If you want to read sports writing that has a definite point of view, try John Feinstein. He’s not shy about telling you how he feels about a sports subject.
He’s also good at it.
Feinstein spent a bit more than a year following the PGA Tour as it worked its way around the country. He began in the fall of 1993, watching some pros struggle through the annual Qualifying Tournament. He finished in the fall of 1994, when the tournaments, as usual, were full of golfers trying to keep from going back to Qualifying.
The book follows a diverse group of golfers, from stars like Tom Watson to journeymen such as Bruce Fleisher. Feinstein took the time to learn about these golfers and what they’re like, both on and off the course.
To my mind, that was the primary appeal of this book. You can only read so much about how somebody scored in a given tournament. It’s more interesting to learn how somebody developed into a golfer that could play in these tournaments.

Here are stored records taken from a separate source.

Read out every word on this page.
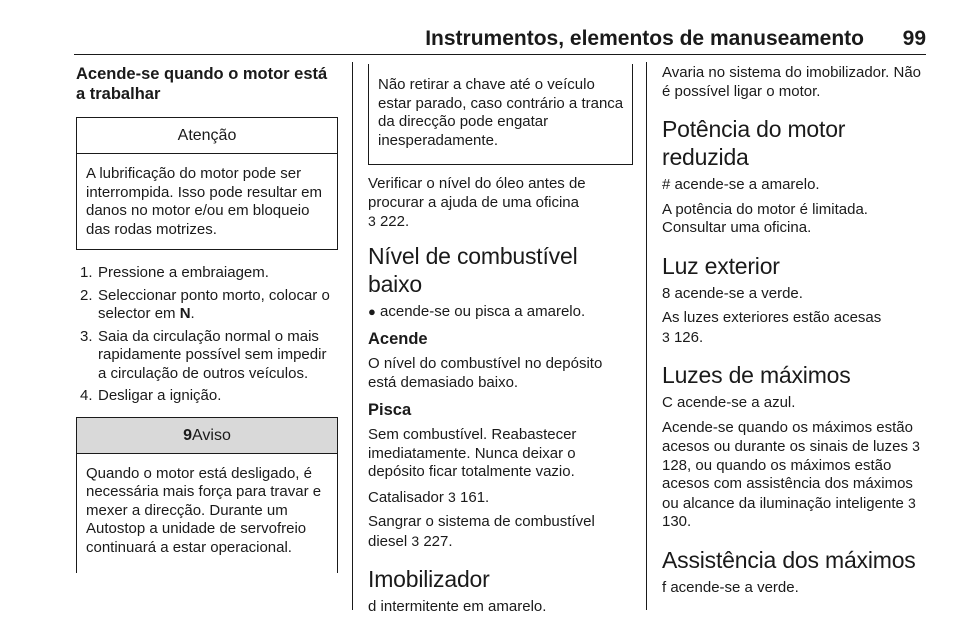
Instrumentos, elementos de manuseamento 99

Acende-se quando o motor está a trabalhar

Atenção

A lubrificação do motor pode ser interrompida. Isso pode resultar em danos no motor e/ou em bloqueio das rodas motrizes.

1. Pressione a embraiagem.
2. Seleccionar ponto morto, colocar o selector em N.
3. Saia da circulação normal o mais rapidamente possível sem impedir a circulação de outros veículos.
4. Desligar a ignição.
9Aviso

Quando o motor está desligado, é necessária mais força para travar e mexer a direcção. Durante um Autostop a unidade de servofreio continuará a estar operacional.

Não retirar a chave até o veículo estar parado, caso contrário a tranca da direcção pode engatar inesperadamente.

Verificar o nível do óleo antes de procurar a ajuda de uma oficina
3 222.

Nível de combustível baixo

● acende-se ou pisca a amarelo.

Acende

O nível do combustível no depósito está demasiado baixo.

Pisca

Sem combustível. Reabastecer imediatamente. Nunca deixar o depósito ficar totalmente vazio.

Catalisador 3 161.

Sangrar o sistema de combustível diesel 3 227.

Imobilizador

d intermitente em amarelo.

Avaria no sistema do imobilizador. Não é possível ligar o motor.

Potência do motor reduzida

# acende-se a amarelo.

A potência do motor é limitada. Consultar uma oficina.

Luz exterior

8 acende-se a verde.

As luzes exteriores estão acesas
3 126.

Luzes de máximos

C acende-se a azul.

Acende-se quando os máximos estão acesos ou durante os sinais de luzes 3 128, ou quando os máximos estão acesos com assistência dos máximos ou alcance da iluminação inteligente 3 130.

Assistência dos máximos

f acende-se a verde.
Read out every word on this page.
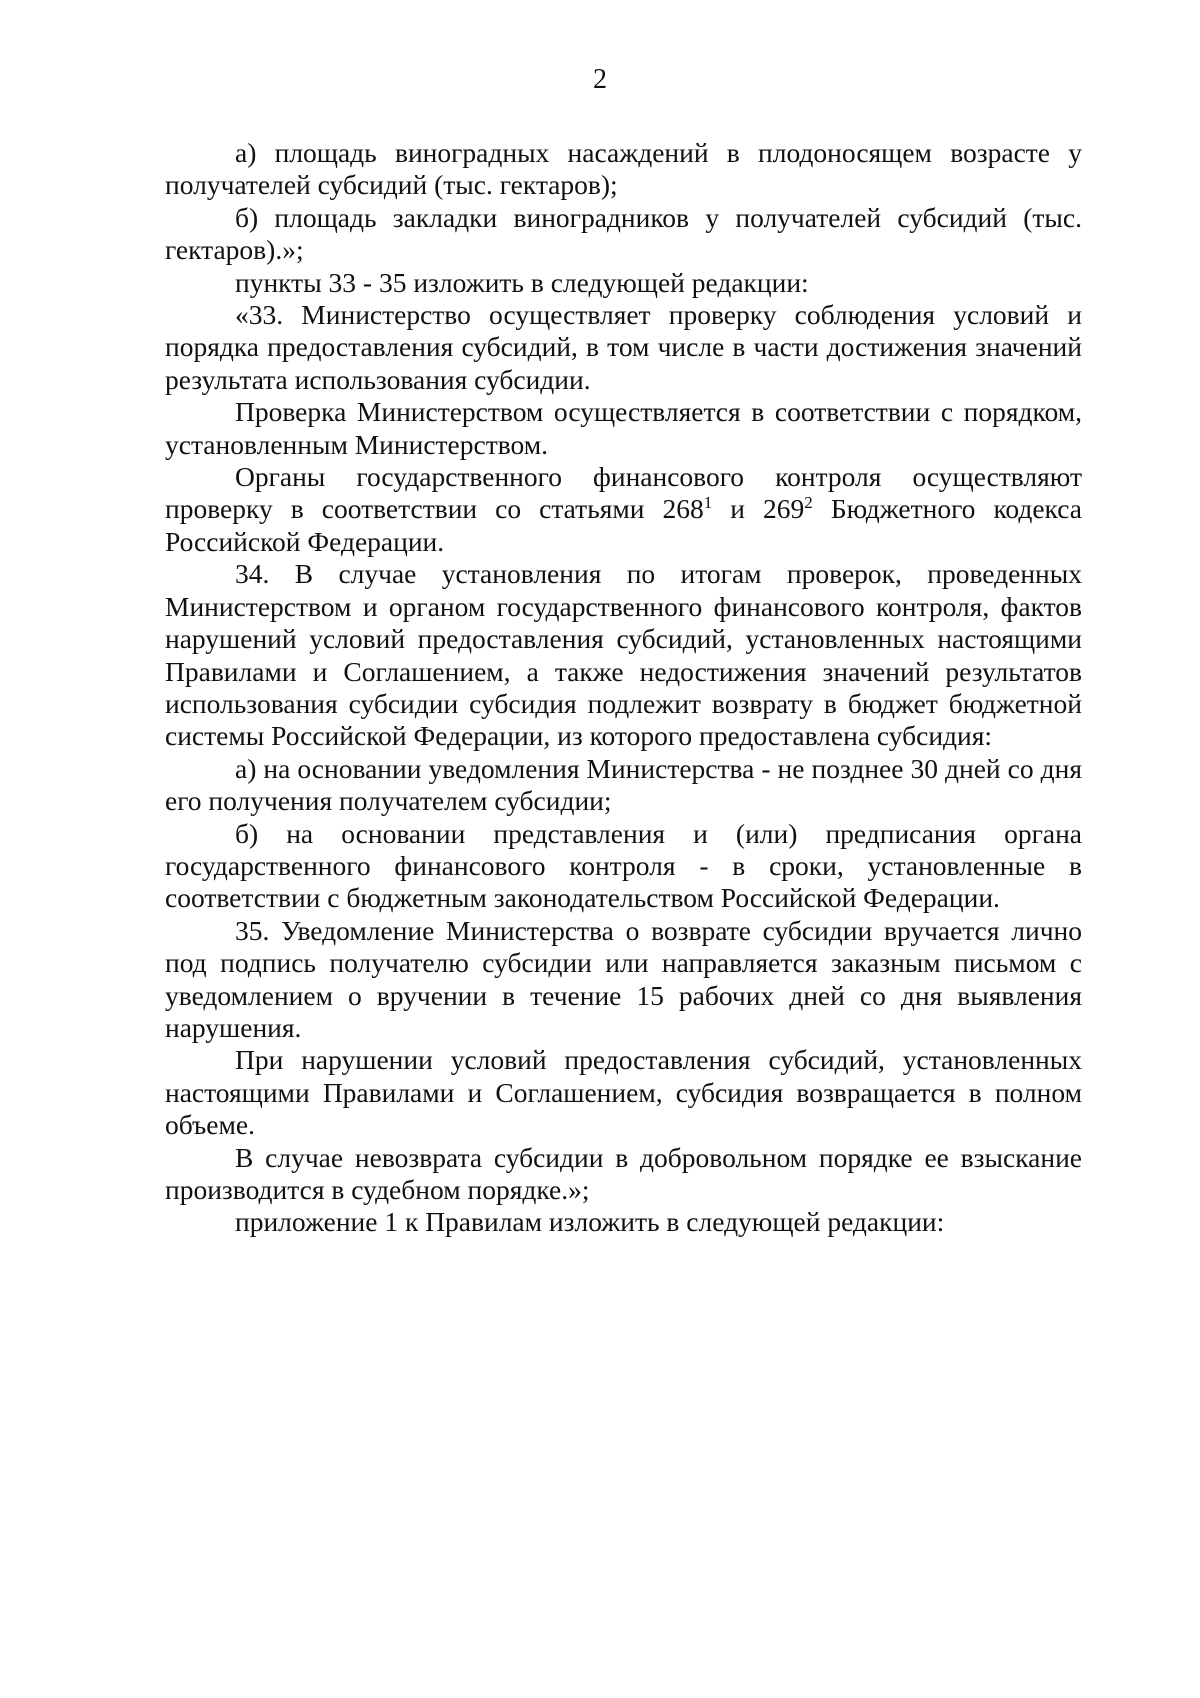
2

а) площадь виноградных насаждений в плодоносящем возрасте у получателей субсидий (тыс. гектаров);

б) площадь закладки виноградников у получателей субсидий (тыс. гектаров).»;

пункты 33 - 35 изложить в следующей редакции:

«33. Министерство осуществляет проверку соблюдения условий и порядка предоставления субсидий, в том числе в части достижения значений результата использования субсидии.

Проверка Министерством осуществляется в соответствии с порядком, установленным Министерством.

Органы государственного финансового контроля осуществляют проверку в соответствии со статьями $268^1$ и $269^2$ Бюджетного кодекса Российской Федерации.

34. В случае установления по итогам проверок, проведенных Министерством и органом государственного финансового контроля, фактов нарушений условий предоставления субсидий, установленных настоящими Правилами и Соглашением, а также недостижения значений результатов использования субсидии субсидия подлежит возврату в бюджет бюджетной системы Российской Федерации, из которого предоставлена субсидия:

а) на основании уведомления Министерства - не позднее 30 дней со дня его получения получателем субсидии;

б) на основании представления и (или) предписания органа государственного финансового контроля - в сроки, установленные в соответствии с бюджетным законодательством Российской Федерации.

35. Уведомление Министерства о возврате субсидии вручается лично под подпись получателю субсидии или направляется заказным письмом с уведомлением о вручении в течение 15 рабочих дней со дня выявления нарушения.

При нарушении условий предоставления субсидий, установленных настоящими Правилами и Соглашением, субсидия возвращается в полном объеме.

В случае невозврата субсидии в добровольном порядке ее взыскание производится в судебном порядке.»;

приложение 1 к Правилам изложить в следующей редакции:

I thought the passages dealing with Jeff Sluman and Paul Goydos were among the most intriguing. In 1988 Sluman won a Major, the PGA, and by 1994 was trying to find out if he’d ever win another tournament. His win at Tuscon in 1997 broke a long string of non-victories, and his relief was as obvious as it was pleasing to see.
At the time Feinstein followed him, Goydos hadn’t won yet, and was struggling to hold onto his playing privileges. He didn’t lose his grip on reality, however, and his approach to life and his sport was enlightening. Since then, Goydos has also won.
Hmm. Feinstein may have a successful second career as a bookie.
Feinstein accurately captures a basic truth about golf. It is a struggle for everyone, including the well known and the lesser-known professionals. On the other hand, if golf was easy, would we care as much about it? Not likely. This book deserved its best-seller status for making that point so well.